To cut to the chase – Ohio is an older state about to be become considerably “more gray” in the next few decades.
“Ohio has the sixth largest older population in the country,” according to Dr. Robert Applebaum, director of the Ohio long-term care research at the nationally renowned Scripps Gerontology Center at Miami University in Oxford.
And the number of elder residents will grow considerably in the coming years.
“Between now and 2040, the overall state population is projected to grow only about 2 percent,” said Applebaum, “which is relatively stable, but the older population is expected to grow by 50 percent.”
The numbers look like this:
- In 2000, there were 1.5 million Ohioans 65 and older
- In 2020, there will be 2.1 million
- In 2040, there will be 2.8 million, with 20 % over the age of 85
The Scripps Center has published detailed maps showing the population shifts by decade and color-coding each county as the projected change takes place. As the population ages, the county grows increasingly “red.” What’s most startling is almost the entire state is “red” by 2040, with the cities hosting major universities (with a lot of young transient residents) being the notable exception.
Smart cities and companies have been planning for this “boomer tsunami.” In fact, Ohio’s consumer giant, Procter & Gamble, has been working along with other major corporations for a number of years through the LiveWell Collaborative at the University of Cincinnati, to specifically meet the needs of the boomer generation.
“The world has never before seen such a powerful market,” the school noted.
Some changes are very subtle, such as traffic signals that count down the seconds you have to safely cross the street, buses that “kneel” and are easier to enter and exit, and brands smartly enlarging the font on packaging and labels.
Other changes will be much more significant.
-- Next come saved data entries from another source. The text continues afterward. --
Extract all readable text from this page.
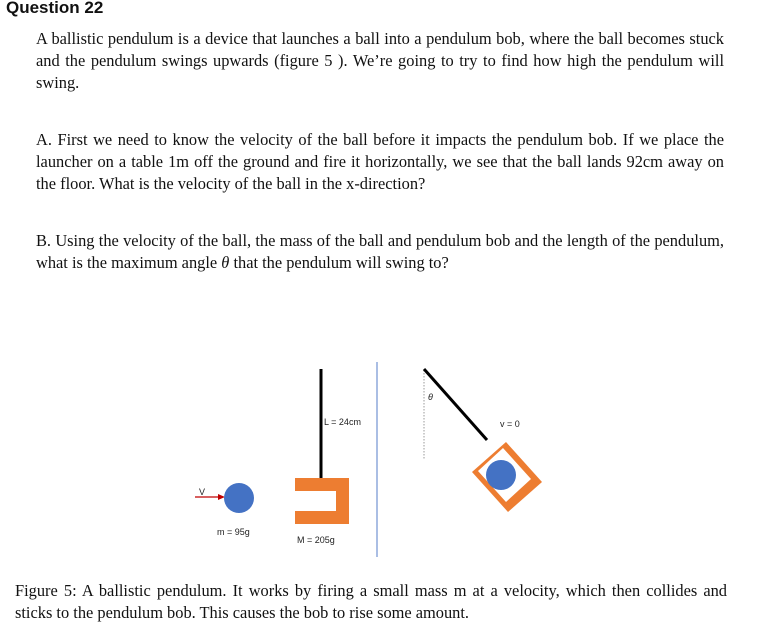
Question 22

A ballistic pendulum is a device that launches a ball into a pendulum bob, where the ball becomes stuck and the pendulum swings upwards (figure 5 ). We’re going to try to find how high the pendulum will swing.

A. First we need to know the velocity of the ball before it impacts the pendulum bob. If we place the launcher on a table 1m off the ground and fire it horizontally, we see that the ball lands 92cm away on the floor. What is the velocity of the ball in the x-direction?

B. Using the velocity of the ball, the mass of the ball and pendulum bob and the length of the pendulum, what is the maximum angle θ that the pendulum will swing to?

V
m = 95g
L = 24cm
M = 205g
θ
v = 0

Figure 5: A ballistic pendulum. It works by firing a small mass m at a velocity, which then collides and sticks to the pendulum bob. This causes the bob to rise some amount.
And the good news is that some programs, such as the Columbus suburb of Dublin’s Bridge Street project address things desirable to all age groups, such as walkable communities, better transit and closer shopping.
Much attention has been properly paid recently to the emergence of Millennials as the largest single demographic sector with growing purchasing power. But as Generation Xers age and Baby Boomers live longer, marketers need to pay attention.
In the next five years, half of the U.S. adult population will be 50 and older and will control 70 percent of the nation’s disposable income, according to Nielsen research.
Procter & Gamble and other major corporations know that ignoring demographics can be perilous and while changing target audiences can be tricky, it’s important to use data and not just desire as future plans are developed.